O tempo de cada um de nós
Enildo Luiz Gouveia*
Em 17.06.2021
Quando criança e também adolescente havia em mim certa expectativa para a chegada do dia do meu aniversário (17/06). A única data que realmente merece ser comemorada pelas pessoas, pois não está vinculada aos apelos do consumismo. Havia muitos planos futuros e o desejo de me tornar rapidamente independente, dono do próprio nariz. Vejo isto ainda em muitos adolescentes: o desejo de tornar-se adulto rápido. Ah, se soubessem o tamanho do erro que cometem, pensariam diferente.
O tempo, seja lá o que ele for, nos intriga. Imagine que os poetas, filósofos e físicos percam horas tentando defini-lo. Talvez para torná-lo menos hostil a nós mesmos ou por conter a única verdade da qual temos certeza: com o tempo, nós morremos.
Os gregos antigos tinham duas palavras para o tempo: a primeira era Kronos (o senhor do tempo que pode ser medido), e a segunda, Kairós (o tempo que não pode ser medido, tempo vivido) mostrando o quanto o tempo inquieta a mente e o coração humano. A crença na vida eterna ou em sucessivas reencarnações revela nosso desejo de subjugar o tempo. Só assim parece que nossa existência ganha qualidade e emoção.
Recentemente o físico italiano Carlo Rovelli disse que o tempo não existe. Isto parece tão absurdo e ao mesmo tempo, tão verdadeiro para os que tentam, como eu, acompanhar as formulações da física quântica e da relatividade. A comprovação de que o tempo passa de forma diferente mostra que o tempo pode ser relativo e o pior, que tudo que achamos que o tempo seja, na verdade possa ser ilusão.
De toda forma, a cada ano somamos mais um tempo em nossas vidas e esperamos (sem grandes expectativas) pelo tempo que possa vir. É o que nos resta, visto que voltar no tempo está fora de cogitação. O buraco de minhoca é tão singular quando o próprio Planeta Terra na vastidão do Universo.
Observamos atordoados as mudanças do dia a dia e do nosso corpo. Como diriam Nando Reis e Arnaldo Antunes “Eu não caibo mais nas roupas que eu cabia… não vou me adaptar”, ou ainda Kell Smith “O ontem passou e o amanhã ainda não é meu”, seguimos na vida com mais incertezas que convicções, mas ainda assim, com planos.
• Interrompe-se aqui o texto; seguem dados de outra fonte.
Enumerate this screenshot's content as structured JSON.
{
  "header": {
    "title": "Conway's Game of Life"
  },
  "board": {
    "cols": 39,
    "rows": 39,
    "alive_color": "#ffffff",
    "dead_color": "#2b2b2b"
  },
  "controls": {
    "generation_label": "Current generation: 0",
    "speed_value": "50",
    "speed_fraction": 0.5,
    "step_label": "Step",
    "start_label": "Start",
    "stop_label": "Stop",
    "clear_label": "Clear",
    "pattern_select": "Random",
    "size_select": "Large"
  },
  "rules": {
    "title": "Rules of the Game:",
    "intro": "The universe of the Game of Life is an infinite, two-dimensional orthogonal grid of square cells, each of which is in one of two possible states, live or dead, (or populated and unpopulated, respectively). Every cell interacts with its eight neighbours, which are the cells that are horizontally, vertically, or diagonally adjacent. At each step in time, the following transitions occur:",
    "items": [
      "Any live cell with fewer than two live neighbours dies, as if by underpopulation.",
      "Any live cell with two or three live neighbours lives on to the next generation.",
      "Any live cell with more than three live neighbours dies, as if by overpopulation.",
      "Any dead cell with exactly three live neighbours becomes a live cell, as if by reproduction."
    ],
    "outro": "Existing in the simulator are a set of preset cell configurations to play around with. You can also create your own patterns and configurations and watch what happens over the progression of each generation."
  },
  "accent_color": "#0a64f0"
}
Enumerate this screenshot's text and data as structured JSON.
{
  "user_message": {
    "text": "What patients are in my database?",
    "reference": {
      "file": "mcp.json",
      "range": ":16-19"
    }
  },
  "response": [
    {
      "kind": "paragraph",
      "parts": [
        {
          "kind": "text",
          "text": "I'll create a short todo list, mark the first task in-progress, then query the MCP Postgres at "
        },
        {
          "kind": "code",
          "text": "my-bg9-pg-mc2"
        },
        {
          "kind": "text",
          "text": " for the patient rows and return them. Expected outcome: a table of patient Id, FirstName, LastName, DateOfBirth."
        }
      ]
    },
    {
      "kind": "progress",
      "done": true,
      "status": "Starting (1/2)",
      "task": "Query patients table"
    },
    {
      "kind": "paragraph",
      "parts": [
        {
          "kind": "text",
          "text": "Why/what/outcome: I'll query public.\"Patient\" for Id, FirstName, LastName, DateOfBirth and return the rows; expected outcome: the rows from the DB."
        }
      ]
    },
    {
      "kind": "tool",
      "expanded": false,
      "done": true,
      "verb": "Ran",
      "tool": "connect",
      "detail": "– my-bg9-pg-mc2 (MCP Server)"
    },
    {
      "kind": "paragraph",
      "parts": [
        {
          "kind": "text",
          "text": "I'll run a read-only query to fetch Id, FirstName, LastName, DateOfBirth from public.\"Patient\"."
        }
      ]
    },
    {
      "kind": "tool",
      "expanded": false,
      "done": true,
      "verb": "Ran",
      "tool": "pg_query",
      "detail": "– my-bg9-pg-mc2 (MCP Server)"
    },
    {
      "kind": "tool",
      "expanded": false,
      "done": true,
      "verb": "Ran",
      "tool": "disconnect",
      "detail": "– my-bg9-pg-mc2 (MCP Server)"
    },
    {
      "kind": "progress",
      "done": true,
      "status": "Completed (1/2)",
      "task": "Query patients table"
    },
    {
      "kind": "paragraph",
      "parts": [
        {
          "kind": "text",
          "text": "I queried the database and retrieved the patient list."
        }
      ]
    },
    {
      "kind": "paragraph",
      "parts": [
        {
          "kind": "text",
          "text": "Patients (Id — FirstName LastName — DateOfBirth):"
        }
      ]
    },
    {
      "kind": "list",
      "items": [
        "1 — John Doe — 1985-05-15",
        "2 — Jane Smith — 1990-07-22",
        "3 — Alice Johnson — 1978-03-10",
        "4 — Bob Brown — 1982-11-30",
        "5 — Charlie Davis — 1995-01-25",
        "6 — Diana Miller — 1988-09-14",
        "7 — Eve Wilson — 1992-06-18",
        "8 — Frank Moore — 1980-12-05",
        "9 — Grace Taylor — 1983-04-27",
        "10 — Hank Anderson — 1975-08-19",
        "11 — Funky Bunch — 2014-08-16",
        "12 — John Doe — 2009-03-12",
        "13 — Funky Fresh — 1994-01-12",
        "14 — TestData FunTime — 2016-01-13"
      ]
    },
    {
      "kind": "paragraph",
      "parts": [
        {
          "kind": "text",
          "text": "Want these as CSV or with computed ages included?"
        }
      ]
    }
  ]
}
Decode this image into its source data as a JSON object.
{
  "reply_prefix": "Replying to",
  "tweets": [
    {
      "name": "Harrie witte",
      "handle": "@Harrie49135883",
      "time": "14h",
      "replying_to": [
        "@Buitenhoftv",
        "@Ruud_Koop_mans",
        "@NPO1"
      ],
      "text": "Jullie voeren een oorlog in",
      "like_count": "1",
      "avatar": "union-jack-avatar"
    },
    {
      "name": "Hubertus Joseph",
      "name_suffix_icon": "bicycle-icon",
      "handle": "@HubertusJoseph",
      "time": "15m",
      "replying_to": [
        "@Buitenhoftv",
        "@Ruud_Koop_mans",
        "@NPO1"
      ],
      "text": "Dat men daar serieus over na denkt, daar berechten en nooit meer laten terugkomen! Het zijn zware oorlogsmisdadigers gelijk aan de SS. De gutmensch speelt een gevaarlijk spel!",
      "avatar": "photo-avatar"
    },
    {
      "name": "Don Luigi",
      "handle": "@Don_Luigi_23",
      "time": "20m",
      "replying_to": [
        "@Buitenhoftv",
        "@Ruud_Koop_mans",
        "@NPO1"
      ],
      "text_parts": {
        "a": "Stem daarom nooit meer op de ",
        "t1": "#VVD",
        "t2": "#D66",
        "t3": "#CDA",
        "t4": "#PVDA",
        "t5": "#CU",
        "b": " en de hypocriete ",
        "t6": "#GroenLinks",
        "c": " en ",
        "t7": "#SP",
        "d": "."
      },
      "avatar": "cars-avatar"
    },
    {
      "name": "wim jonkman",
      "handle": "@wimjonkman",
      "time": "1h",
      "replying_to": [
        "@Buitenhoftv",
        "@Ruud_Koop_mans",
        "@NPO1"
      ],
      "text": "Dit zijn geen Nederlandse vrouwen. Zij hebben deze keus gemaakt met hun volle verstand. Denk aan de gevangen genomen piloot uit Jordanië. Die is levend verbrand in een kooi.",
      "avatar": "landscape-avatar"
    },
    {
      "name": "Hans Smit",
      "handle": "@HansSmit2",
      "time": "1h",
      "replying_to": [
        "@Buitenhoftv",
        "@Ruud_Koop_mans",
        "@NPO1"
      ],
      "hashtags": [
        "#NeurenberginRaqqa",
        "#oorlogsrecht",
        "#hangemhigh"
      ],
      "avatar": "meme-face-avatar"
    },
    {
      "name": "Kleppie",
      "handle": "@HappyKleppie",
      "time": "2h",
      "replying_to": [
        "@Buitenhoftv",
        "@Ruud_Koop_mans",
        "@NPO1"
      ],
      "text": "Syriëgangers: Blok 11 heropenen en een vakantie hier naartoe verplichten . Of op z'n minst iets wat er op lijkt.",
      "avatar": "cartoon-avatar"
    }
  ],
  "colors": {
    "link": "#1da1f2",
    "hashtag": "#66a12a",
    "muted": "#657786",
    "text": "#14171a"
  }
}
No poema Ampulheta (2018), ainda não publicado, eu cravo meu sentimento com relação ao tempo:
“Cada grão que cai da ampulheta,
É mais um fio branco
De cabelo em minha cabeça
(…)
Inverte-se a polaridade
E o tempo segue o curso
Talvez seja isto: retorno
Eterno recomeço de tudo”.
*Enildo Luiz Gouveia é professor, teólogo, poeta, cantor, compositor e membro da Academia Cabense de Letras (ACL).